= Mesachie Lake =

Mesachie Lake is an unincorporated community in the Cowichan Valley region of Vancouver Island, British Columbia, Canada. It lies on the south shore of Cowichan Lake, British Columbia. The name is from the Chinook Jargon for "bad, evil, naughty". It was founded in 1942 by the Hillcrest Lumber Company, which built houses for its workers and their families. This company also planted many non-native fruit and shade trees which have since been given heritage status.

In 1942, houses from Sahtlam were cut into pieces and shipped via rail cars and then reassembled in Mesachie Lake with most houses there today having at least part of the original houses still being used.

The mill was completely new in design, with more efficient modern equipment. The powerhouse was completed and the generators installed. The powerhouse was able to produce enough power not only for the mill and the community, but on occasion supplied the village of Lake Cowichan when its own plant was overloaded or broken down.
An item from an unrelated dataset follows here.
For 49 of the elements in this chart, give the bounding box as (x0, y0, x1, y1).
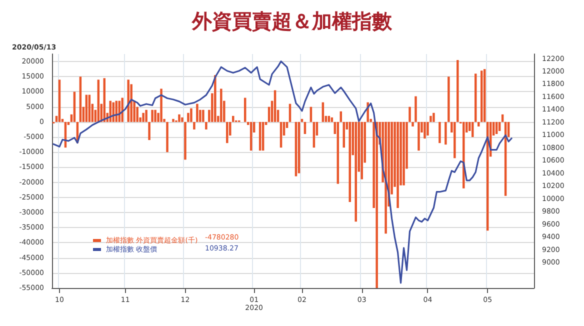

In 1982, Camp Imadene bought the old Hillcrest site and moved their camp in a decade later.

Mesachie Lake is still a vibrant community, although the school and church have been moved to Lake Cowichan. The Mesachie Skydome is home to many ball tournaments. The community hall hosts various events throughout the year. The town has its own post office and public boat launch. The original Hillcrest Lumber Company office is now a private residence, along with all of the houses once owned by workers at the mill.

Mesachie Lake is also one of several towns in the Cowichan Valley with significant South Asian Canadian (primarily Sikh-Canadian) community history for over 130 years, gaining notoriety in the forestry industry at local sawmills from the early 20th century until the 1980s.